I didn’t hear Barry whistling last night. I didn’t smell his spring barbeque or see the filtered light through the trees from his yard. Gary told me a few weeks ago that he’d died when I was away.

Barry? It isn’t just his whistling I miss or the way we would chat outside on the footpath between his house and mine. He loved a conspiracy, hated greed, had innovative ideas as a trained engineer, loved the left – but not the commies. He drove me to the hospital a few years ago when I needed injections for blood clots in my calf. He saw me waiting for a taxi that never arrived.

Spontaneously, he helped. Spontaneous – like his smile, his whistle, his understated humour.

His passing knocked my breath out, faltered my steps…

Change can be scary, especially when it seems discontinuous. At such times there can seem to be no tangible or comprehensible order. It leaves us gasping for breath, initially stuck in denial, repeating things in our head, re-reading the messages, watching the replay – hoping for a different outcome.

Against a back drop of the expected comes the unexpected. I know the sun will rise tomorrow, but what will the day bring? A near miss? An opportunity? A loss?

A smile early and a tight chest later?

Sometimes change can be an escape for the restless.

When I was married, my wife needed us to move every two years. After a while I realised we had to be still. Apart from it being unaffordable, we’d hardly have unpacked when we were packing up again.

It took a few years for me to realise her need for change was really a need for distraction.

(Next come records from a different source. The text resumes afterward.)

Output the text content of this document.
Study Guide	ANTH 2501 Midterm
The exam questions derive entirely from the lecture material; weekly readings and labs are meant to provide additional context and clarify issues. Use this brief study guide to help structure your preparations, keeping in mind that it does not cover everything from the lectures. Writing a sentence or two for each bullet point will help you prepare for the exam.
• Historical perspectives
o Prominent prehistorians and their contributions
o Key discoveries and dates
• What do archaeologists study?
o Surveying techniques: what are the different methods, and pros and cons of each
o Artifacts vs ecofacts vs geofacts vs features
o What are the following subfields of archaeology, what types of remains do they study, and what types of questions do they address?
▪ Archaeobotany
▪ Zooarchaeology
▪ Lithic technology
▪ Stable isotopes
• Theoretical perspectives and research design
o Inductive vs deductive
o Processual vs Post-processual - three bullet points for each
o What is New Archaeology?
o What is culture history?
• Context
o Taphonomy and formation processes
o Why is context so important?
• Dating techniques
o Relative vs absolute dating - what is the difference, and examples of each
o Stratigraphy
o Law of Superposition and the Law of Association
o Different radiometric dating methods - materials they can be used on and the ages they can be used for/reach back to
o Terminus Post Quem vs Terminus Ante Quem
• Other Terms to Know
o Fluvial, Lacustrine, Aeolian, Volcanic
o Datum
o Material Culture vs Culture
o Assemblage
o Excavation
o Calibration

I would come home from work and find the rooms had been changed around.

She always had a new plan, another vision, a better way to rearrange everything in our lives.

It just left me vulnerable and wondering what would happen next.

The more still we became the more she agitated: for new work, for new friends, for new fights with the neighbours; or she’d simply find another form of injustice to write to the press about.

Of course, sometimes change is necessary. We need to renew ourselves, have a break, take on a new challenge or simply make a change because whatever we are doing is not working. An area of life has become circular and there is no progress. At such times agitating for change is appropriate. Or just a new lick of paint.

Every time it is the same. I say this and he says that. The script is so familiar that I cantell from the first word where it’s going. Nothing gets resolved. Nothing changes.

During those times I hear myself saying in my head,“I’ve been here before and I know where this is going.”

But I don’t stop and nor does he.

It just leaves us both angry and distant….

It is coming to the end of the year. I hear it is a time of reflection, as if reflection is constrained to a time or season. Perhaps reflection is a part of being awake?

A man can change his face and lose himself behind his eyes.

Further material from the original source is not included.